Keystroke Biometric System

We have a computer program that captures key and mouse data. The keystroke data captured by the program consists of the ID and duration of each key pressed, and the transition time from one key press to the next. The mouse information is similar - left or right mouse button pressed, and the mouse button depression duration, etc. This program will be extensively revised for appropriate experimental use. Initially, we must ensure that the system can capture accurate timing information.

We are exploring keystroke biometric applications, and their corresponding experimental procedures and system designs. General information on biometric systems and performance evaluation can be found in textbooks and other references. For these studies we will use the performance methodology and notation from the text, Guide to Biometrics, by Bolle, et al. (Springer 2004). These studies are in the area of pattern recognition and for simplicity we will use the Nearest Neighbor classification method (see, for example, the textbook Pattern Classification by Duda, Hart, and Stork (Wiley 2001) and the website Nearest Neighbor Classifier) with the Euclidean distance metric.

Keystroke Biometric Applications

The keystroke biometric has several possible applications. One application is for hardening password entry by adding a keystroke authentication process (accept/reject response) as a second stage following password matching before allowing user entry. Thus, if the password is not entered in the normal keystroke pattern, the system could ask the user to reenter it. For example, a user on a particular occasion might be drinking a cup of coffee and be entering the password uncharacteristically with one hand. The system, then, could reject the password, sending the user a message like, "Please reenter your password in your normal manner," and after, say, three tries, possibly rejecting the user entirely. The user upon receiving the reject message would likely put down the coffee cup and enter the password in his/her normal fashion in order to be accepted.

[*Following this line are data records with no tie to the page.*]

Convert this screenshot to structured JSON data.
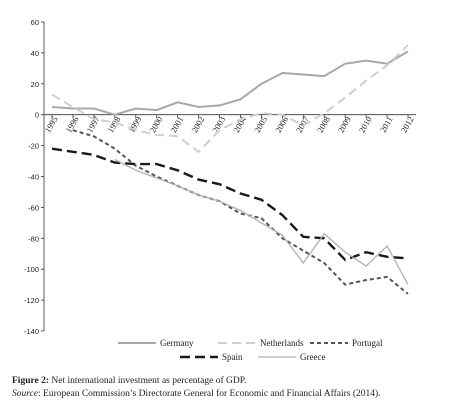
{
  "chart_data": {
    "type": "line",
    "categories": [
      "1995",
      "1996",
      "1997",
      "1998",
      "1999",
      "2000",
      "2001",
      "2002",
      "2003",
      "2004",
      "2005",
      "2006",
      "2007",
      "2008",
      "2009",
      "2010",
      "2011",
      "2012"
    ],
    "series": [
      {
        "name": "Germany",
        "color": "#a8a8a8",
        "dash": "",
        "values": [
          5,
          4,
          4,
          0,
          4,
          3,
          8,
          5,
          6,
          10,
          20,
          27,
          26,
          25,
          33,
          35,
          33,
          41
        ]
      },
      {
        "name": "Netherlands",
        "color": "#cfcfcf",
        "dash": "9 5",
        "values": [
          13,
          5,
          -3,
          -5,
          -10,
          -13,
          -14,
          -24,
          -10,
          -3,
          1,
          0,
          -7,
          1,
          11,
          22,
          32,
          45
        ]
      },
      {
        "name": "Portugal",
        "color": "#555555",
        "dash": "4 3",
        "values": [
          null,
          -10,
          -14,
          -22,
          -33,
          -40,
          -46,
          -52,
          -56,
          -64,
          -67,
          -80,
          -88,
          -96,
          -110,
          -107,
          -105,
          -116
        ]
      },
      {
        "name": "Spain",
        "color": "#1a1a1a",
        "dash": "10 5",
        "values": [
          -22,
          -24,
          -26,
          -31,
          -32,
          -32,
          -36,
          -42,
          -45,
          -51,
          -55,
          -65,
          -79,
          -80,
          -94,
          -89,
          -92,
          -93
        ]
      },
      {
        "name": "Greece",
        "color": "#b0b0b0",
        "dash": "",
        "values": [
          null,
          null,
          null,
          -29,
          -36,
          -41,
          -46,
          -52,
          -56,
          -62,
          -70,
          -78,
          -96,
          -77,
          -89,
          -98,
          -85,
          -110
        ]
      }
    ],
    "ylim": [
      -140,
      60
    ],
    "yticks": [
      -140,
      -120,
      -100,
      -80,
      -60,
      -40,
      -20,
      0,
      20,
      40,
      60
    ]
  },
  "caption": {
    "label": "Figure 2:",
    "text": " Net international investment as percentage of GDP."
  },
  "source": {
    "label": "Source",
    "text": ": European Commission’s Directorate General for Economic and Financial Affairs (2014)."
  }
}
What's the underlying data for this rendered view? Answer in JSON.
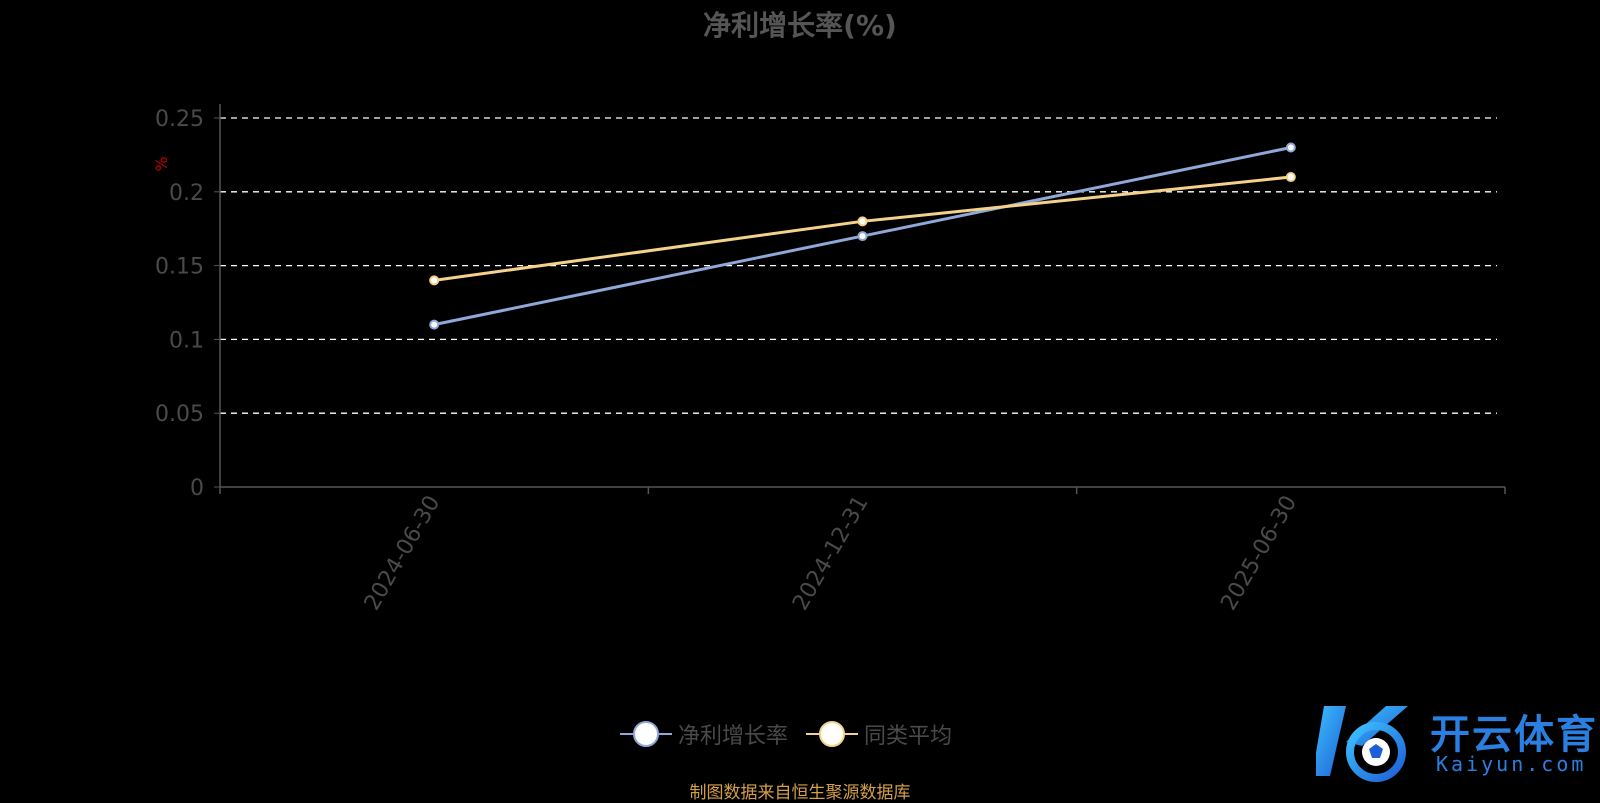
{
  "title": "净利增长率(%)",
  "unit_label": "%",
  "source_note": "制图数据来自恒生聚源数据库",
  "logo": {
    "text_cn": "开云体育",
    "text_en": "Kaiyun.com"
  },
  "colors": {
    "series_main": "#8fa8d8",
    "series_avg": "#f5d28a",
    "grid": "#ffffff",
    "axis": "#555555"
  },
  "chart_data": {
    "type": "line",
    "title": "净利增长率(%)",
    "x": [
      "2024-06-30",
      "2024-12-31",
      "2025-06-30"
    ],
    "ylabel": "%",
    "ylim": [
      0,
      0.25
    ],
    "yticks": [
      0,
      0.05,
      0.1,
      0.15,
      0.2,
      0.25
    ],
    "ytick_labels": [
      "0",
      "0.05",
      "0.1",
      "0.15",
      "0.2",
      "0.25"
    ],
    "grid": true,
    "legend_position": "bottom",
    "series": [
      {
        "name": "净利增长率",
        "values": [
          0.11,
          0.17,
          0.23
        ],
        "color": "#8fa8d8"
      },
      {
        "name": "同类平均",
        "values": [
          0.14,
          0.18,
          0.21
        ],
        "color": "#f5d28a"
      }
    ]
  }
}
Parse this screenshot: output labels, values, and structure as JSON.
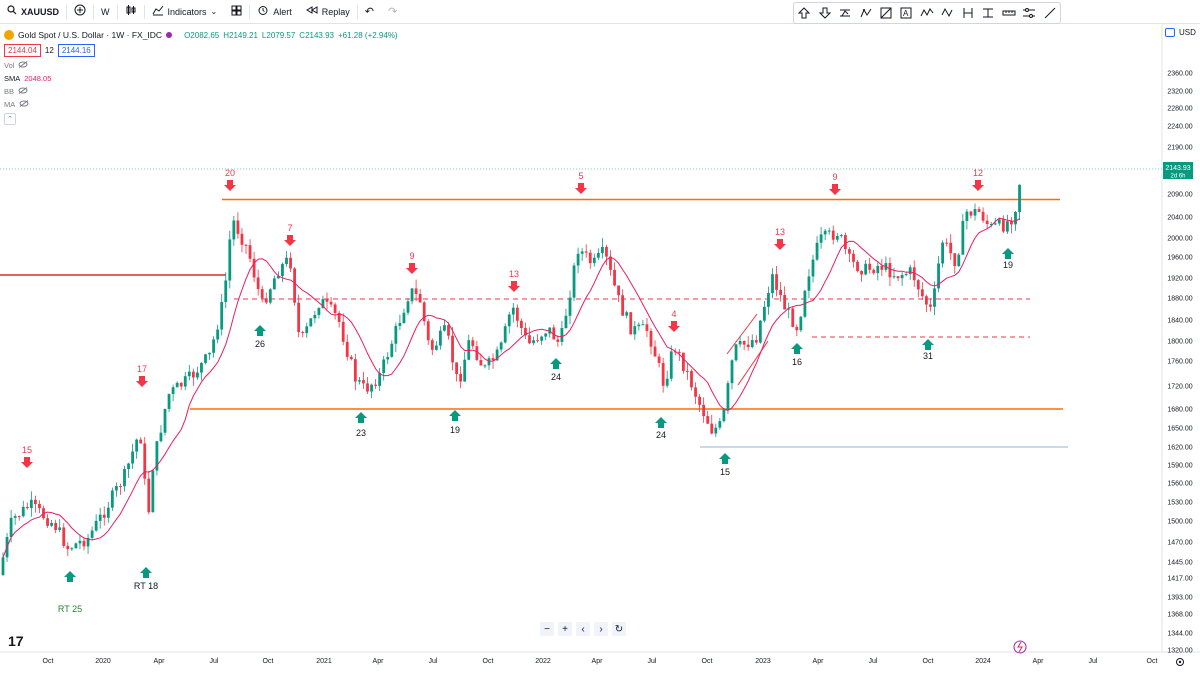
{
  "toolbar": {
    "symbol": "XAUUSD",
    "interval": "W",
    "indicators_label": "Indicators",
    "alert_label": "Alert",
    "replay_label": "Replay"
  },
  "legend": {
    "title": "Gold Spot / U.S. Dollar · 1W · FX_IDC",
    "open": "O2082.65",
    "high": "H2149.21",
    "low": "L2079.57",
    "close": "C2143.93",
    "change": "+61.28 (+2.94%)",
    "bid": "2144.04",
    "spread": "12",
    "ask": "2144.16",
    "indicators": [
      {
        "name": "Vol",
        "value": ""
      },
      {
        "name": "SMA",
        "value": "2048.05"
      },
      {
        "name": "BB",
        "value": ""
      },
      {
        "name": "MA",
        "value": ""
      }
    ]
  },
  "currency": "USD",
  "price_tag": {
    "value": "2143.93",
    "countdown": "2d 6h"
  },
  "price_axis": [
    "2360.00",
    "2320.00",
    "2280.00",
    "2240.00",
    "2190.00",
    "2140.00",
    "2090.00",
    "2040.00",
    "2000.00",
    "1960.00",
    "1920.00",
    "1880.00",
    "1840.00",
    "1800.00",
    "1760.00",
    "1720.00",
    "1680.00",
    "1650.00",
    "1620.00",
    "1590.00",
    "1560.00",
    "1530.00",
    "1500.00",
    "1470.00",
    "1445.00",
    "1417.00",
    "1393.00",
    "1368.00",
    "1344.00",
    "1320.00"
  ],
  "time_axis": [
    "Oct",
    "2020",
    "Apr",
    "Jul",
    "Oct",
    "2021",
    "Apr",
    "Jul",
    "Oct",
    "2022",
    "Apr",
    "Jul",
    "Oct",
    "2023",
    "Apr",
    "Jul",
    "Oct",
    "2024",
    "Apr",
    "Jul",
    "Oct"
  ],
  "down_labels": [
    "15",
    "17",
    "20",
    "7",
    "9",
    "13",
    "5",
    "4",
    "13",
    "9",
    "12"
  ],
  "up_labels": [
    "RT 25",
    "RT 18",
    "26",
    "23",
    "19",
    "24",
    "24",
    "15",
    "16",
    "31",
    "19"
  ],
  "colors": {
    "up": "#089981",
    "down": "#f23645",
    "sma": "#e91e63",
    "level": "#ff6d00",
    "redline": "#d32f2f",
    "blueline": "#90b4d4"
  }
}
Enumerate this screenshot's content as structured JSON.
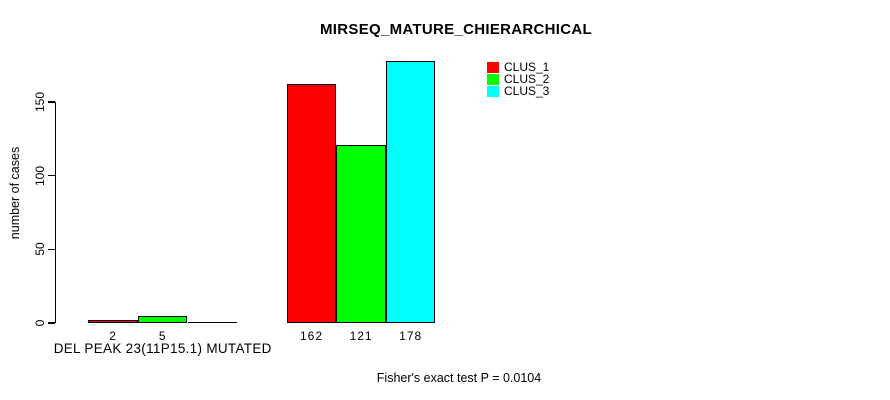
{
  "chart_data": {
    "type": "bar",
    "title": "MIRSEQ_MATURE_CHIERARCHICAL",
    "ylabel": "number of cases",
    "xlabel": "",
    "categories": [
      "DEL PEAK 23(11P15.1) MUTATED",
      ""
    ],
    "series": [
      {
        "name": "CLUS_1",
        "color": "#ff0000",
        "values": [
          2,
          162
        ]
      },
      {
        "name": "CLUS_2",
        "color": "#00ff00",
        "values": [
          5,
          121
        ]
      },
      {
        "name": "CLUS_3",
        "color": "#00ffff",
        "values": [
          0,
          178
        ]
      }
    ],
    "bar_value_labels_visible": [
      "2",
      "5",
      "162",
      "121",
      "178"
    ],
    "yticks": [
      0,
      50,
      100,
      150
    ],
    "ylim": [
      0,
      178
    ],
    "grid": false,
    "bar_outline_color": "#000000",
    "background_color": "#ffffff",
    "legend": {
      "position": "top-right",
      "entries": [
        "CLUS_1",
        "CLUS_2",
        "CLUS_3"
      ],
      "colors": [
        "#ff0000",
        "#00ff00",
        "#00ffff"
      ]
    },
    "annotation": "Fisher's exact test P = 0.0104"
  }
}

You task for this application is to design and then run an experiment to test this application. The design and testing steps are as follows:

A second application is to identify an individual from his/her keystroke pattern on a sample of text input and editing. Suppose, for example, there has been a problem with the circulation of offensive emails from easily accessible desktops in a work environment. The security department wants to reduce this problem by collecting keystroke biometric data from all employees and developing a keystroke biometric identification system (one-of-n response). The design and testing steps for this application are as follows:

Sample training and testing texts follow: Editing instructions for these texts can be created by specifying a reasonable number of replace, insert, and delete operations.

Methodology for Developing the Keystroke Biometric System

The system will be modularized based on the key stages of pattern recognition systems, and we will develop the desired program modules sequentially. Such modularization in systems development is standard practice that provides a clear separation of processing functionality for ease of use, ease of maintainability, and ease of extensibility.

Our keystroke biometric system will contain three modules: data capture, feature extraction, and pattern classification. The data capture program will first be developed and finalized (frozen). The output of this program will be a raw data file of the keystroke timing data, and we must ensure that the system captures accurate timing information. Once this program is finalized, experimental data can be collected while the other modules are being developed for particular applications.

The second module of the system will extract appropriate features and output a file containing, for each record, the Subject ID and the feature vector. Although a preliminary description of the features measurements for the second application are presented above, these measurements need to be finalized. Two preprocessing steps are performed on the features measurements, outlier removal and feature standardization. Outlier removal consists of removing any measurement that is more that two standard deviations from the mean, as obtained from the training data. We standardize our measurements using the ranging method, where raw measurement x is converted to x as follows:
x = (x - xmin) / (xmax - xmin)
using the min and max of the measurement over the samples in the training data. This provides measurement values in the range 0-1 to give each measurement roughly equal weight. The feature-vector output files will allow us to explore and compare various pattern classifiers on the same feature data.

The third module of the system will perform the pattern classification task. Initially, we will use the nearest neighbor classifier with the Euclidean distance metric. Finally, we might decide to create a fourth module to perform a statistical analysis of the results, and thus separate the analysis of the results from the obtaining of the classification results.